В самом деле, следующий снаряд разорвался почти в самой деревне. Я высунулся в окно и закричал солдатам: "По комнатам – живо!" Они послушались, хотя совсем не "живо", – очень уж душно в этих арабских пещерах.
Мы ждем. Через каждые пять минут – снаряд, то справа от деревни, то слева. "Наводчики у них неважные," – говорит сержант; он все еще стоит у окна. Вдруг он улыбается и делает мне знак. Я подхожу, выглядываю во двор: четверо из наших лондонцев опять сидят под открытым небом, едят штрудель и тасуют карты; они только выбрали угол, где из моего окна их не сразу заметишь, и говорили шепотом. Один поднял голову и сказал на идише: "офицер". И как раз в эту секунду разрывается граната, теперь уже явно у нас в деревне, не дальше ста шагов от нас. Трое из них подымают головы, но не трогаются с места; но четвертый даже не оглядывается, бьет с размаху какую-то карту и говорит тем специальным тоном, которым "приговаривают" увлеченные игроки: Hob ich in dr'end.
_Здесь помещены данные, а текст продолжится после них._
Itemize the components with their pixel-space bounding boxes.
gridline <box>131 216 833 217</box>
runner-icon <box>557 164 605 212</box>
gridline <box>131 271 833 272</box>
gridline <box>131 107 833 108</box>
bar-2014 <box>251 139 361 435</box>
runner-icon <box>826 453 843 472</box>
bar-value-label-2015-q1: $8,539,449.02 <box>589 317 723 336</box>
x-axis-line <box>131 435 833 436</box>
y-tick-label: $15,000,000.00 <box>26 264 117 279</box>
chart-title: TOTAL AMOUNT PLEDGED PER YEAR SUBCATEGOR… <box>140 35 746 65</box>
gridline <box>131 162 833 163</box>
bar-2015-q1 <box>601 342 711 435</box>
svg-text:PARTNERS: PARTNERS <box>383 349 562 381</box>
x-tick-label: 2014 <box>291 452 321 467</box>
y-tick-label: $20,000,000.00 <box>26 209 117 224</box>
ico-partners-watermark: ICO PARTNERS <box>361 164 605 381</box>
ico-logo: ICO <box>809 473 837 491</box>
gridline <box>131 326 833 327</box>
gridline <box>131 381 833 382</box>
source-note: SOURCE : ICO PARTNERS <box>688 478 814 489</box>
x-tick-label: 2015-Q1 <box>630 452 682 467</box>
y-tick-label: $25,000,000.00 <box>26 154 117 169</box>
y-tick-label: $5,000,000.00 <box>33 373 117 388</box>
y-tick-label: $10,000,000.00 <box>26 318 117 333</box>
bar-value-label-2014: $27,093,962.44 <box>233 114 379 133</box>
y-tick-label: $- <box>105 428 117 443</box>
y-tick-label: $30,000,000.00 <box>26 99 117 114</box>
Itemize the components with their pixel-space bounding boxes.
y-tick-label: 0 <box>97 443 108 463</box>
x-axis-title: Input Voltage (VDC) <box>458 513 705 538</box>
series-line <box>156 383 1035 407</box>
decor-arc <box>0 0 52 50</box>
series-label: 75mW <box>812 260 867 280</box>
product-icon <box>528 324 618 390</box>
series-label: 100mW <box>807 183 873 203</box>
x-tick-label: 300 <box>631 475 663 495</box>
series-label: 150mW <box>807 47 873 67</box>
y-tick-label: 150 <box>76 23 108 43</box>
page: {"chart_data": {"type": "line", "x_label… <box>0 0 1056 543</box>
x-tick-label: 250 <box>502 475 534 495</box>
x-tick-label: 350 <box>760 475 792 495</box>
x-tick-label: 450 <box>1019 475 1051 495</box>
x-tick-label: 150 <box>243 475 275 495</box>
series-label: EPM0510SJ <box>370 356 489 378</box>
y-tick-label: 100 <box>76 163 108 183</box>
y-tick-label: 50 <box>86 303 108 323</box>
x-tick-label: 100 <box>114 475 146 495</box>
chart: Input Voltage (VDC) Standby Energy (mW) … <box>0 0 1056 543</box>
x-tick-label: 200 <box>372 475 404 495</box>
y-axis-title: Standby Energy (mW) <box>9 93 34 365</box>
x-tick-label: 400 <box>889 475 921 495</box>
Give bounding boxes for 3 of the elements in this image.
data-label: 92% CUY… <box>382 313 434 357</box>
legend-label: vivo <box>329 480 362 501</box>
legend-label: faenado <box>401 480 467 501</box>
Это могло относиться и к "офицеру", но я предпочитаю думать, что относилось к снаряду.
Я их, конечно, опять разогнал[465]465
«Слово о полку», стр. 240–241.
[Закрыть].
Дисциплинирован ли еврейский солдат? Трудный это вопрос! Вот тебе пример. Английские и австралийские солдаты сожгли столько деревьев (к несчастью, и из нашего Герцлевского леса), что был издан приказ, запрещающий рубку деревьев под страхом большого штрафа. Здесь вокруг Абуэйна стоит высокий лес, и нам нужны дрова для готовки. Но нашим солдатам и в голову не приходит рубить лес. Они прекрасно знают, что я не стану расспрашивать, откуда дрова. Наша жизнь "на ничейной стороне" достаточно тяжела.
Но они, горожане, выросли с пониманием, что деревья – общественная собственность, которую лучше не трогать так же, как не разрушают памятник.
Откуда берется для них топливо? Используются двери, окна, или разбирают они крышу какой-нибудь избы и собирают прутья и корни, из которых феллахи делают свои крыши. Но деревья? Боже упаси".